Monday, February 04, 2013

In the midst of the fiscal cliff negotiations over the new year, Congress allowed the Violence Against Women Act to expire. Originally passed in 1994, the act has provided $4.7 billion to train police, prosecutors, physicians, and many others on how to handle cases concerning domestic and sexual violence, as well as stalking and related issues.

Senator Patrick Leahy emphasized the act's importance in last week’s judiciary hearings on gun violence. He plans to reintroduce the Violence Against Women Act, he said, "because of concern for domestic violence victims. We have statistics that show women in this country killed at alarming rates by domestic abusers with guns." Senator Leahy has the 60 votes necessary to secure passage in the Senate, but because of resistance from House Republicans it is unclear how the legislation would fare in the House. 
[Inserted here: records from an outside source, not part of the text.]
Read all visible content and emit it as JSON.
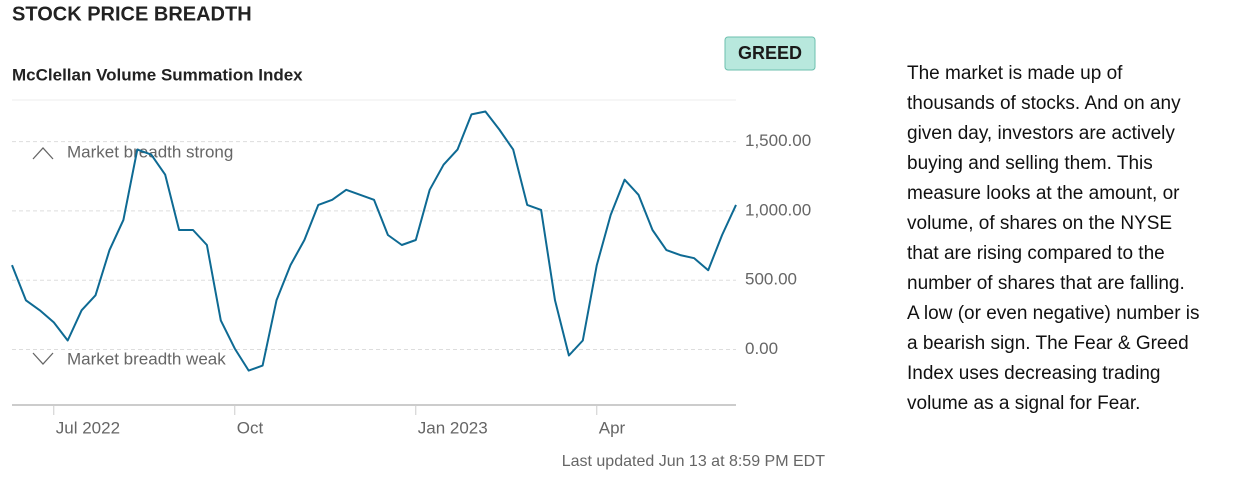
{
  "header": {
    "title": "STOCK PRICE BREADTH",
    "badge": "GREED"
  },
  "chart_data": {
    "type": "line",
    "title": "McClellan Volume Summation Index",
    "categories": [
      null,
      null,
      null,
      "Jul 2022",
      null,
      null,
      null,
      null,
      null,
      null,
      null,
      null,
      null,
      null,
      null,
      null,
      "Oct",
      null,
      null,
      null,
      null,
      null,
      null,
      null,
      null,
      null,
      null,
      null,
      null,
      "Jan 2023",
      null,
      null,
      null,
      null,
      null,
      null,
      null,
      null,
      null,
      null,
      null,
      null,
      "Apr",
      null,
      null,
      null,
      null,
      null,
      null,
      null,
      null,
      null,
      null
    ],
    "values": [
      609,
      355,
      283,
      196,
      65,
      283,
      391,
      717,
      935,
      1442,
      1406,
      1261,
      862,
      862,
      754,
      210,
      7,
      -152,
      -116,
      355,
      609,
      790,
      1043,
      1080,
      1152,
      1116,
      1080,
      826,
      754,
      790,
      1152,
      1333,
      1442,
      1696,
      1717,
      1587,
      1442,
      1043,
      1007,
      355,
      -43,
      65,
      609,
      971,
      1225,
      1116,
      862,
      717,
      681,
      659,
      572,
      826,
      1043
    ],
    "color": "#0e6a93",
    "ylim": [
      -400,
      1800
    ],
    "yticks": [
      {
        "value": 0,
        "label": "0.00"
      },
      {
        "value": 500,
        "label": "500.00"
      },
      {
        "value": 1000,
        "label": "1,000.00"
      },
      {
        "value": 1500,
        "label": "1,500.00"
      }
    ],
    "grid": true,
    "annotations": [
      "Market breadth strong",
      "Market breadth weak"
    ]
  },
  "description": [
    "The market is made up of",
    "thousands of stocks. And on any",
    "given day, investors are actively",
    "buying and selling them. This",
    "measure looks at the amount, or",
    "volume, of shares on the NYSE",
    "that are rising compared to the",
    "number of shares that are falling.",
    "A low (or even negative) number is",
    "a bearish sign. The Fear & Greed",
    "Index uses decreasing trading",
    "volume as a signal for Fear."
  ],
  "footer": "Last updated Jun 13 at 8:59 PM EDT"
}
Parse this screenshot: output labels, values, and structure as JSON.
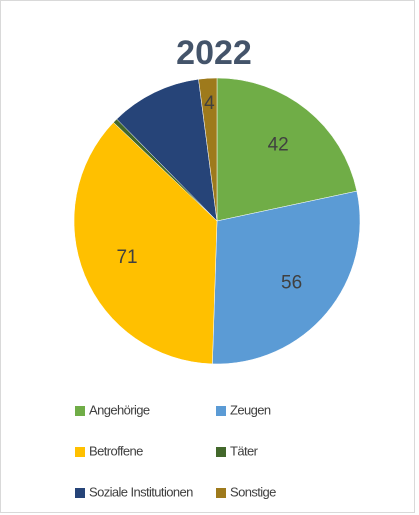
{
  "chart_data": {
    "type": "pie",
    "title": "2022",
    "categories": [
      "Angehörige",
      "Zeugen",
      "Betroffene",
      "Täter",
      "Soziale Institutionen",
      "Sonstige"
    ],
    "values": [
      42,
      56,
      71,
      1,
      20,
      4
    ],
    "value_labels": [
      "42",
      "56",
      "71",
      null,
      null,
      "4"
    ],
    "colors": [
      "#70ad47",
      "#5b9bd5",
      "#ffc000",
      "#43682b",
      "#264478",
      "#9e7a1c"
    ],
    "legend": "bottom"
  }
}
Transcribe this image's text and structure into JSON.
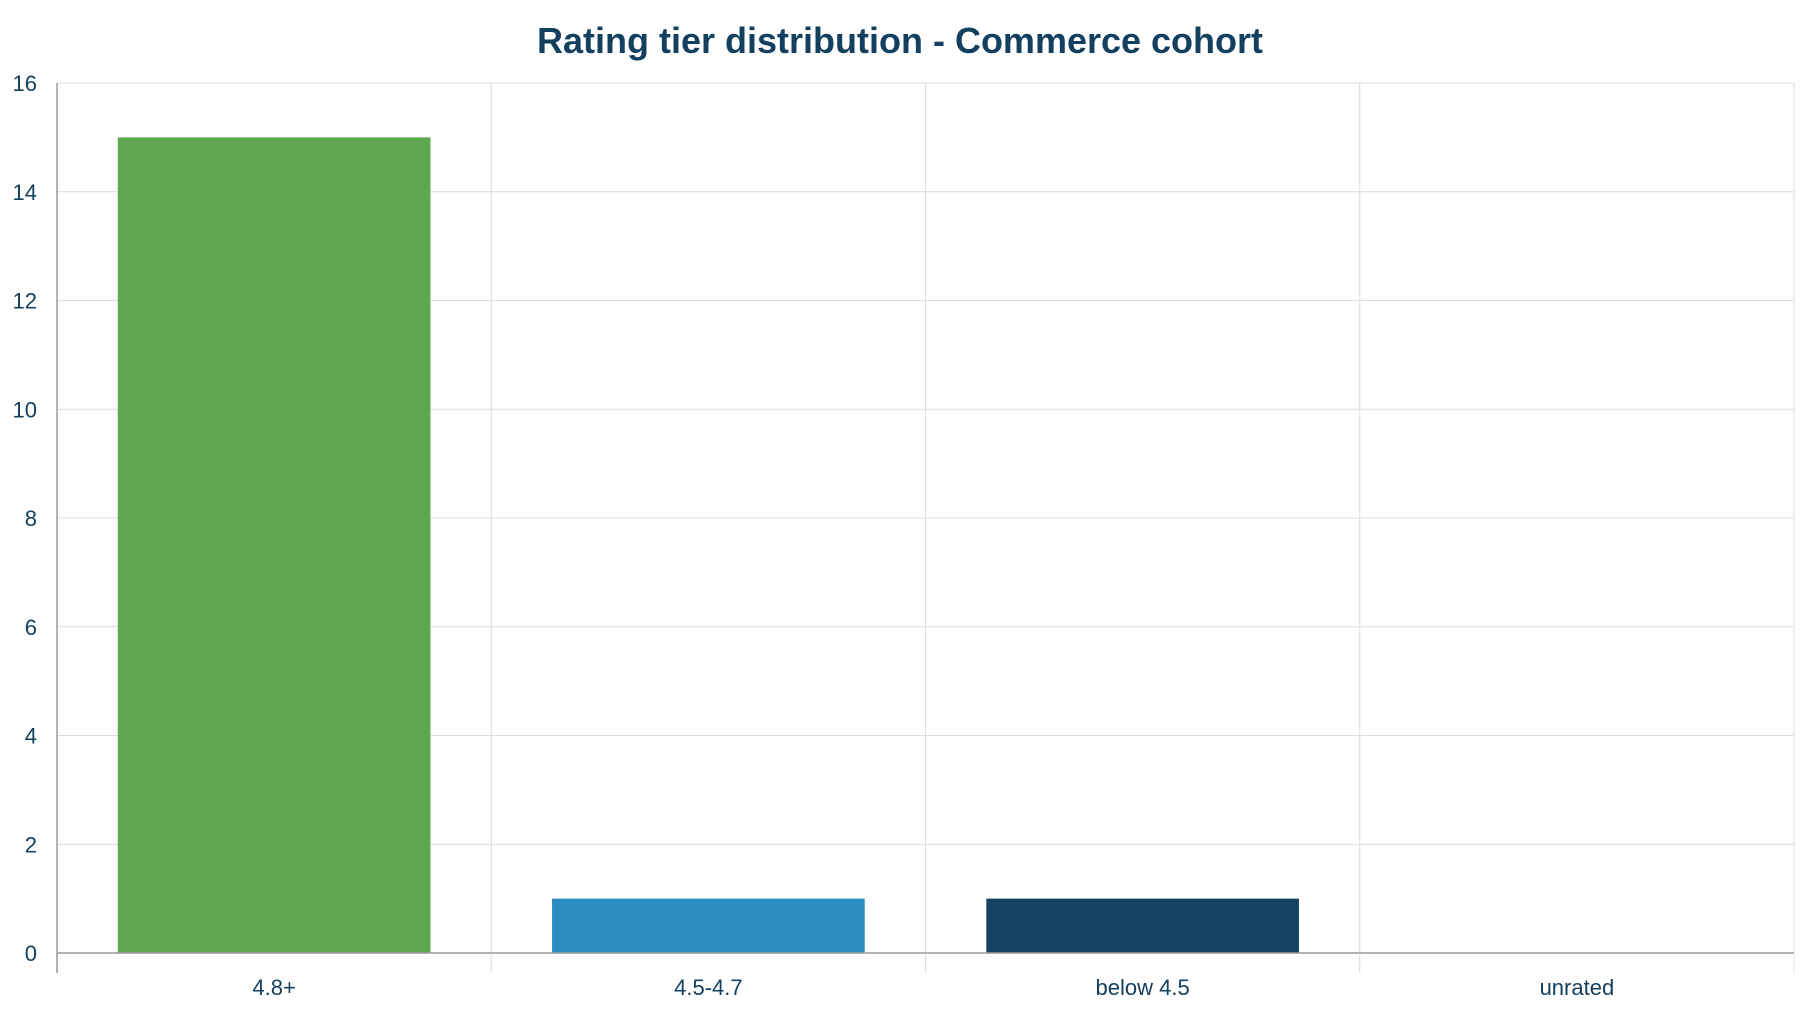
{
  "chart_data": {
    "type": "bar",
    "title": "Rating tier distribution - Commerce cohort",
    "xlabel": "",
    "ylabel": "",
    "categories": [
      "4.8+",
      "4.5-4.7",
      "below 4.5",
      "unrated"
    ],
    "values": [
      15,
      1,
      1,
      0
    ],
    "bar_colors": [
      "#5ea851",
      "#2b8cc2",
      "#134263",
      "#134263"
    ],
    "ylim": [
      0,
      16
    ],
    "yticks": [
      0,
      2,
      4,
      6,
      8,
      10,
      12,
      14,
      16
    ],
    "grid": true,
    "legend": "none"
  },
  "colors": {
    "title": "#14405f",
    "tick_text": "#14405f",
    "gridline": "#dcdcdc",
    "axis": "#999999"
  }
}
Takeaway Washington correspondent Todd Zwillich explains that there are disagreements in two key areas: How to handle undocumented women, and how to handle gays, lesbians, and transgender people. "Democrats say just because you're undocumented doesn't mean you have any less rights in terms of being defended against domestic violence."

The core principles of the Violence Against Women Act have wide support in Congress, but, as Todd Zwillich points out, "Some of the factions on these issues on both sides are using the Violence Agains Women Act…to get their way on broader issues."

Guests:

Todd Zwillich

Comments [2]

JGW from Yonkers

In the early 80's I called in the police because an upstairs neighbor was being assaulted by her boyfriend. Their dismissive response shocked me. Now we have VAWA, established to provide funds to train police and others on how to handle these situations appropriately. Domestic/sexual violence victims still face bias and discrimination when navigating the criminal justice system, but VAWA has been a huge help in bridging the gap. The UN says that one in three women in the world today will be beaten or raped during their lifetimes - that's millions in the US alone. We have a lot of work to do, and the Violence against Women Act is as important as ever.

Feb. 04 2013 08:10 PM
dlmc from Brooklyn

As a female retired police officer I find this bill detestable. The law should treat everyone as equals. Plenty of women kill their husbands and/or children. They do not deserve special victim status. If you physically assault another you should be arrested and your victim helped regardless of the sex/religion/color of either party. Laws like this imply male victims are not equal or as deserving of help as female victims.